Something like that.

Hey thanks for the help but both of these queries are returning the error:

You tried to execute a query that does not include the specified expression SALARY as part of an aggregate function.

vbaInet
03-14-2010, 07:36 AM
Append all the fields with "employee.".

robotsonic
03-14-2010, 07:45 AM
Well I tried:

SELECT employee.NAME, employee.SALARY
FROM employee
WHERE employee.SALARY >= DMin("[Salary]","employee")+1000
GROUP BY employee.NAME
ORDER BY employee.SALARY;

And it's still returning the same error.

vbaInet
03-14-2010, 07:55 AM
I don't understand why you're grouping by Name? Surely you want to group by salary and order by name? Are you sure SALARY is in your EMPLOYEE table?

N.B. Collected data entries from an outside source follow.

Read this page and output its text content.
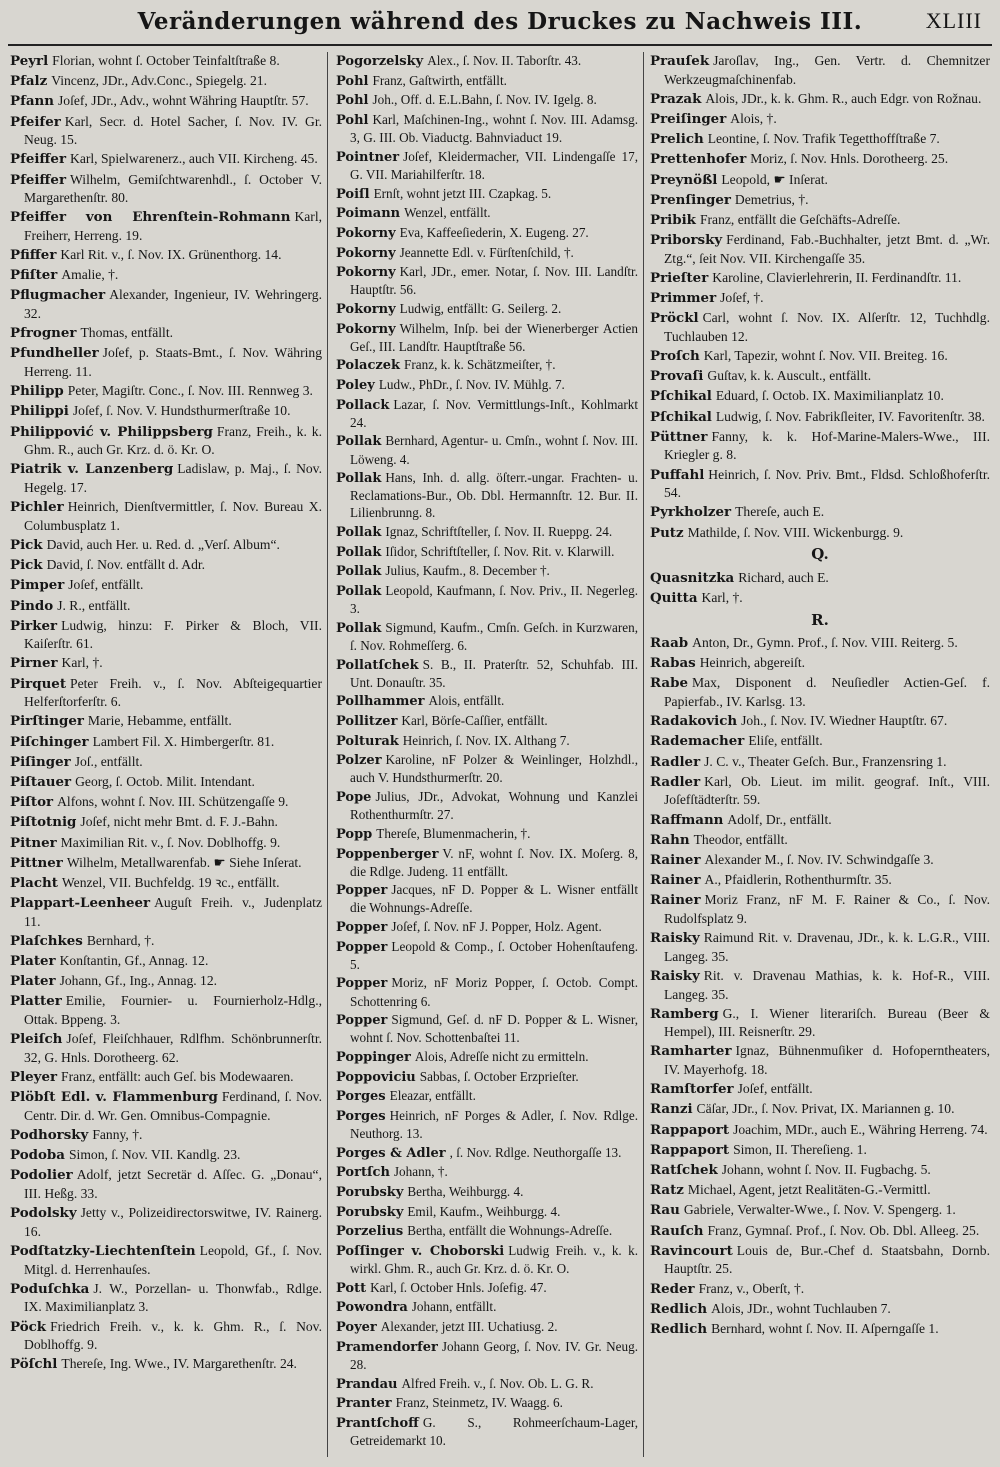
Veränderungen während des Druckes zu Nachweis III.	XLIII
Peyrl Florian, wohnt ſ. October Teinfaltſtraße 8.
Pfalz Vincenz, JDr., Adv.Conc., Spiegelg. 21.
Pfann Joſef, JDr., Adv., wohnt Währing Hauptſtr. 57.
Pfeifer Karl, Secr. d. Hotel Sacher, ſ. Nov. IV. Gr. Neug. 15.
Pfeiffer Karl, Spielwarenerz., auch VII. Kircheng. 45.
Pfeiffer Wilhelm, Gemiſchtwarenhdl., ſ. October V. Margarethenſtr. 80.
Pfeiffer von Ehrenſtein-Rohmann Karl, Freiherr, Herreng. 19.
Pfiffer Karl Rit. v., ſ. Nov. IX. Grünenthorg. 14.
Pfiſter Amalie, †.
Pflugmacher Alexander, Ingenieur, IV. Wehringerg. 32.
Pfrogner Thomas, entfällt.
Pfundheller Joſef, p. Staats-Bmt., ſ. Nov. Währing Herreng. 11.
Philipp Peter, Magiſtr. Conc., ſ. Nov. III. Rennweg 3.
Philippi Joſef, ſ. Nov. V. Hundsthurmerſtraße 10.
Philippović v. Philippsberg Franz, Freih., k. k. Ghm. R., auch Gr. Krz. d. ö. Kr. O.
Piatrik v. Lanzenberg Ladislaw, p. Maj., ſ. Nov. Hegelg. 17.
Pichler Heinrich, Dienſtvermittler, ſ. Nov. Bureau X. Columbusplatz 1.
Pick David, auch Her. u. Red. d. „Verſ. Album“.
Pick David, ſ. Nov. entfällt d. Adr.
Pimper Joſef, entfällt.
Pindo J. R., entfällt.
Pirker Ludwig, hinzu: F. Pirker & Bloch, VII. Kaiſerſtr. 61.
Pirner Karl, †.
Pirquet Peter Freih. v., ſ. Nov. Abſteigequartier Helferſtorferſtr. 6.
Pirſtinger Marie, Hebamme, entfällt.
Piſchinger Lambert Fil. X. Himbergerſtr. 81.
Piſinger Joſ., entfällt.
Piſtauer Georg, ſ. Octob. Milit. Intendant.
Piſtor Alfons, wohnt ſ. Nov. III. Schützengaſſe 9.
Piſtotnig Joſef, nicht mehr Bmt. d. F. J.-Bahn.
Pitner Maximilian Rit. v., ſ. Nov. Doblhoffg. 9.
Pittner Wilhelm, Metallwarenfab. ☛ Siehe Inſerat.
Placht Wenzel, VII. Buchfeldg. 19 ꝛc., entfällt.
Plappart-Leenheer Auguſt Freih. v., Judenplatz 11.
Plaſchkes Bernhard, †.
Plater Konſtantin, Gf., Annag. 12.
Plater Johann, Gf., Ing., Annag. 12.
Platter Emilie, Fournier- u. Fournierholz-Hdlg., Ottak. Bppeng. 3.
Pleiſch Joſef, Fleiſchhauer, Rdlfhm. Schönbrunnerſtr. 32, G. Hnls. Dorotheerg. 62.
Pleyer Franz, entfällt: auch Geſ. bis Modewaaren.
Plöbſt Edl. v. Flammenburg Ferdinand, ſ. Nov. Centr. Dir. d. Wr. Gen. Omnibus-Compagnie.
Podhorsky Fanny, †.
Podoba Simon, ſ. Nov. VII. Kandlg. 23.
Podolier Adolf, jetzt Secretär d. Aſſec. G. „Donau“, III. Heßg. 33.
Podolsky Jetty v., Polizeidirectorswitwe, IV. Rainerg. 16.
Podſtatzky-Liechtenſtein Leopold, Gf., ſ. Nov. Mitgl. d. Herrenhauſes.
Poduſchka J. W., Porzellan- u. Thonwfab., Rdlge. IX. Maximilianplatz 3.
Pöck Friedrich Freih. v., k. k. Ghm. R., ſ. Nov. Doblhoffg. 9.
Pöſchl Thereſe, Ing. Wwe., IV. Margarethenſtr. 24.
Pogorzelsky Alex., ſ. Nov. II. Taborſtr. 43.
Pohl Franz, Gaſtwirth, entfällt.
Pohl Joh., Off. d. E.L.Bahn, ſ. Nov. IV. Igelg. 8.
Pohl Karl, Maſchinen-Ing., wohnt ſ. Nov. III. Adamsg. 3, G. III. Ob. Viaductg. Bahnviaduct 19.
Pointner Joſef, Kleidermacher, VII. Lindengaſſe 17, G. VII. Mariahilferſtr. 18.
Poiſl Ernſt, wohnt jetzt III. Czapkag. 5.
Poimann Wenzel, entfällt.
Pokorny Eva, Kaffeeſiederin, X. Eugeng. 27.
Pokorny Jeannette Edl. v. Fürſtenſchild, †.
Pokorny Karl, JDr., emer. Notar, ſ. Nov. III. Landſtr. Hauptſtr. 56.
Pokorny Ludwig, entfällt: G. Seilerg. 2.
Pokorny Wilhelm, Inſp. bei der Wienerberger Actien Geſ., III. Landſtr. Hauptſtraße 56.
Polaczek Franz, k. k. Schätzmeiſter, †.
Poley Ludw., PhDr., ſ. Nov. IV. Mühlg. 7.
Pollack Lazar, ſ. Nov. Vermittlungs-Inſt., Kohlmarkt 24.
Pollak Bernhard, Agentur- u. Cmſn., wohnt ſ. Nov. III. Löweng. 4.
Pollak Hans, Inh. d. allg. öſterr.-ungar. Frachten- u. Reclamations-Bur., Ob. Dbl. Hermannſtr. 12. Bur. II. Lilienbrunng. 8.
Pollak Ignaz, Schriftſteller, ſ. Nov. II. Rueppg. 24.
Pollak Iſidor, Schriftſteller, ſ. Nov. Rit. v. Klarwill.
Pollak Julius, Kaufm., 8. December †.
Pollak Leopold, Kaufmann, ſ. Nov. Priv., II. Negerleg. 3.
Pollak Sigmund, Kaufm., Cmſn. Geſch. in Kurzwaren, ſ. Nov. Rohmeſſerg. 6.
Pollatſchek S. B., II. Praterſtr. 52, Schuhfab. III. Unt. Donauſtr. 35.
Pollhammer Alois, entfällt.
Pollitzer Karl, Börſe-Caſſier, entfällt.
Polturak Heinrich, ſ. Nov. IX. Althang 7.
Polzer Karoline, nF Polzer & Weinlinger, Holzhdl., auch V. Hundsthurmerſtr. 20.
Pope Julius, JDr., Advokat, Wohnung und Kanzlei Rothenthurmſtr. 27.
Popp Thereſe, Blumenmacherin, †.
Poppenberger V. nF, wohnt ſ. Nov. IX. Moſerg. 8, die Rdlge. Judeng. 11 entfällt.
Popper Jacques, nF D. Popper & L. Wisner entfällt die Wohnungs-Adreſſe.
Popper Joſef, ſ. Nov. nF J. Popper, Holz. Agent.
Popper Leopold & Comp., ſ. October Hohenſtaufeng. 5.
Popper Moriz, nF Moriz Popper, ſ. Octob. Compt. Schottenring 6.
Popper Sigmund, Geſ. d. nF D. Popper & L. Wisner, wohnt ſ. Nov. Schottenbaſtei 11.
Poppinger Alois, Adreſſe nicht zu ermitteln.
Poppoviciu Sabbas, ſ. October Erzprieſter.
Porges Eleazar, entfällt.
Porges Heinrich, nF Porges & Adler, ſ. Nov. Rdlge. Neuthorg. 13.
Porges & Adler , ſ. Nov. Rdlge. Neuthorgaſſe 13.
Portſch Johann, †.
Porubsky Bertha, Weihburgg. 4.
Porubsky Emil, Kaufm., Weihburgg. 4.
Porzelius Bertha, entfällt die Wohnungs-Adreſſe.
Poſſinger v. Choborski Ludwig Freih. v., k. k. wirkl. Ghm. R., auch Gr. Krz. d. ö. Kr. O.
Pott Karl, ſ. October Hnls. Joſefig. 47.
Powondra Johann, entfällt.
Poyer Alexander, jetzt III. Uchatiusg. 2.
Pramendorfer Johann Georg, ſ. Nov. IV. Gr. Neug. 28.
Prandau Alfred Freih. v., ſ. Nov. Ob. L. G. R.
Pranter Franz, Steinmetz, IV. Waagg. 6.
Prantſchoff G. S., Rohmeerſchaum-Lager, Getreidemarkt 10.
Prauſek Jaroſlav, Ing., Gen. Vertr. d. Chemnitzer Werkzeugmaſchinenfab.
Prazak Alois, JDr., k. k. Ghm. R., auch Edgr. von Rožnau.
Preiſinger Alois, †.
Prelich Leontine, ſ. Nov. Trafik Tegetthoffſtraße 7.
Prettenhofer Moriz, ſ. Nov. Hnls. Dorotheerg. 25.
Preynößl Leopold, ☛ Inſerat.
Prenſinger Demetrius, †.
Pribik Franz, entfällt die Geſchäfts-Adreſſe.
Priborsky Ferdinand, Fab.-Buchhalter, jetzt Bmt. d. „Wr. Ztg.“, ſeit Nov. VII. Kirchengaſſe 35.
Prieſter Karoline, Clavierlehrerin, II. Ferdinandſtr. 11.
Primmer Joſef, †.
Pröckl Carl, wohnt ſ. Nov. IX. Alſerſtr. 12, Tuchhdlg. Tuchlauben 12.
Proſch Karl, Tapezir, wohnt ſ. Nov. VII. Breiteg. 16.
Provaſi Guſtav, k. k. Auscult., entfällt.
Pſchikal Eduard, ſ. Octob. IX. Maximilianplatz 10.
Pſchikal Ludwig, ſ. Nov. Fabrikſleiter, IV. Favoritenſtr. 38.
Püttner Fanny, k. k. Hof-Marine-Malers-Wwe., III. Kriegler g. 8.
Puffahl Heinrich, ſ. Nov. Priv. Bmt., Fldsd. Schloßhoferſtr. 54.
Pyrkholzer Thereſe, auch E.
Putz Mathilde, ſ. Nov. VIII. Wickenburgg. 9.
Q.
Quasnitzka Richard, auch E.
Quitta Karl, †.
R.
Raab Anton, Dr., Gymn. Prof., ſ. Nov. VIII. Reiterg. 5.
Rabas Heinrich, abgereiſt.
Rabe Max, Disponent d. Neuſiedler Actien-Geſ. f. Papierfab., IV. Karlsg. 13.
Radakovich Joh., ſ. Nov. IV. Wiedner Hauptſtr. 67.
Rademacher Eliſe, entfällt.
Radler J. C. v., Theater Geſch. Bur., Franzensring 1.
Radler Karl, Ob. Lieut. im milit. geograf. Inſt., VIII. Joſefſtädterſtr. 59.
Raffmann Adolf, Dr., entfällt.
Rahn Theodor, entfällt.
Rainer Alexander M., ſ. Nov. IV. Schwindgaſſe 3.
Rainer A., Pfaidlerin, Rothenthurmſtr. 35.
Rainer Moriz Franz, nF M. F. Rainer & Co., ſ. Nov. Rudolfsplatz 9.
Raisky Raimund Rit. v. Dravenau, JDr., k. k. L.G.R., VIII. Langeg. 35.
Raisky Rit. v. Dravenau Mathias, k. k. Hof-R., VIII. Langeg. 35.
Ramberg G., I. Wiener literariſch. Bureau (Beer & Hempel), III. Reisnerſtr. 29.
Ramharter Ignaz, Bühnenmuſiker d. Hofoperntheaters, IV. Mayerhofg. 18.
Ramſtorfer Joſef, entfällt.
Ranzi Cäſar, JDr., ſ. Nov. Privat, IX. Mariannen g. 10.
Rappaport Joachim, MDr., auch E., Währing Herreng. 74.
Rappaport Simon, II. Thereſieng. 1.
Ratſchek Johann, wohnt ſ. Nov. II. Fugbachg. 5.
Ratz Michael, Agent, jetzt Realitäten-G.-Vermittl.
Rau Gabriele, Verwalter-Wwe., ſ. Nov. V. Spengerg. 1.
Rauſch Franz, Gymnaſ. Prof., ſ. Nov. Ob. Dbl. Alleeg. 25.
Ravincourt Louis de, Bur.-Chef d. Staatsbahn, Dornb. Hauptſtr. 25.
Reder Franz, v., Oberſt, †.
Redlich Alois, JDr., wohnt Tuchlauben 7.
Redlich Bernhard, wohnt ſ. Nov. II. Aſperngaſſe 1.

SELECT employee.NAME, employee.SALARY
FROM employee
WHERE employee.SALARY >= DMin("[Salary]","employee")+1000
GROUP BY employee.SALARY
ORDER BY employee.NAME;

Brianwarnock
03-14-2010, 08:41 AM
Why group by anything?

Brian

vbaInet
03-14-2010, 08:44 AM
Why group by anything?

BrianThat eludes me Brian:confused: Seems the OP wants to. Maybe there are employees within a certain salary band who receive the same figure.